Are these just superficial agreements? Or do they conceal fundamental commonalities that overlap with our project of a realist theory of language? From this perspective, we can name at least four commonalities relevant to an ontological understanding of language: first, the anti-causality of language; second, its relationism; third, its realism; and fourth, its circularity.

First we can see a general anti-causal argument shared by Elisabeth Leiss and philosophical anti-nominalisms. “The main difference between a rationalist universal grammar and a semiotically conceived one is that the latter does not admit causal explanations.”29 The two discourses have very different reasons for rejecting causality; but they share the insight that thought and language are not causally linked to their objects. Meillassoux focuses on the concept of the facticity of facts, Leiss on the non-arbitrariness of language. We saw how they condition each other.

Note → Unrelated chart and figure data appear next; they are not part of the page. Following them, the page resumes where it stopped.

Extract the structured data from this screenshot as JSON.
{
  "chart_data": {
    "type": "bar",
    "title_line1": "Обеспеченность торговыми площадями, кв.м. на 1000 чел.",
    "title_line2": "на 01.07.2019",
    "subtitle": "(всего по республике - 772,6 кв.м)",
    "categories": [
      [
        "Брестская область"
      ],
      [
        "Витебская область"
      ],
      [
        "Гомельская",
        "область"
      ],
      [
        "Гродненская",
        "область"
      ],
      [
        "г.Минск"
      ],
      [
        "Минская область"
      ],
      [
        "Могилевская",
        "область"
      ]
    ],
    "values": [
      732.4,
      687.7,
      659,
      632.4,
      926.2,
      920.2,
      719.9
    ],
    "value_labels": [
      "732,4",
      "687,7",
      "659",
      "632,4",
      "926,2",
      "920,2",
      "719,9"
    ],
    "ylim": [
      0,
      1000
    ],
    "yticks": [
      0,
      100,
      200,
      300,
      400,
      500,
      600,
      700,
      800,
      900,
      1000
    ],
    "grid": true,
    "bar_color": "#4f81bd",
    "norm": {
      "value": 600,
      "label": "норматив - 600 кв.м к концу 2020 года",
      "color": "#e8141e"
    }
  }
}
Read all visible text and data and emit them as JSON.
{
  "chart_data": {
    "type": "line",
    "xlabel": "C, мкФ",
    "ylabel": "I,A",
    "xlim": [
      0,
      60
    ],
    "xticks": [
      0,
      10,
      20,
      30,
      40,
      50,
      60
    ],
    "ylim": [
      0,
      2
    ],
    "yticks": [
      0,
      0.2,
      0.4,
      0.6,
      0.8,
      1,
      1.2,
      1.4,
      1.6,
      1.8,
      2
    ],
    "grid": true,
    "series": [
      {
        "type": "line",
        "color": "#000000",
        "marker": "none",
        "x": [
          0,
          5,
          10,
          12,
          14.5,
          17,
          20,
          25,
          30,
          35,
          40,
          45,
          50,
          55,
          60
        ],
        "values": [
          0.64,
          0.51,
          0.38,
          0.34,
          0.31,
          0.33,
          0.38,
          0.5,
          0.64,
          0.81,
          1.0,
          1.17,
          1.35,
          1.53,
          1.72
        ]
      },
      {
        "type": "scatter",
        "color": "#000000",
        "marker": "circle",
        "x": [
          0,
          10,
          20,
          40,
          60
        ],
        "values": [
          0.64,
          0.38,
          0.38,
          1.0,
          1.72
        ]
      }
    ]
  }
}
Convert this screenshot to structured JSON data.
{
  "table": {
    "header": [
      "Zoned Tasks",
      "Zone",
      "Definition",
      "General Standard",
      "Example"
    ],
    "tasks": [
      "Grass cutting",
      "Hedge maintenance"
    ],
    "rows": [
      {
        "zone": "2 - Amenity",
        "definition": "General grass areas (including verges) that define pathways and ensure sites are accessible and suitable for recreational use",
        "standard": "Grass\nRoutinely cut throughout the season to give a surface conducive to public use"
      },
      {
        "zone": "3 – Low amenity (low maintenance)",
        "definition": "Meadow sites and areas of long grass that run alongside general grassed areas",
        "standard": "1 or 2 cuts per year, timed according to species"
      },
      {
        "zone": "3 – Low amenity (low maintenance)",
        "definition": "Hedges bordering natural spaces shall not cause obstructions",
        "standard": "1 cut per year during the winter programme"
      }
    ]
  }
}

Second, there is a point of connection or an interface between recent linguistic realism and Speculative Realism in what we call an ontology of relations or relational ontology. Its essential insight is that language communicates to its speakers a relational knowledge. With this knowledge, we know the world—a world that consists of relations between things, to which we, too, belong. (Let’s recall that we already found this leveling of the difference between things and objects, both considered to be “individuals,” in Strawson’s metaphysics.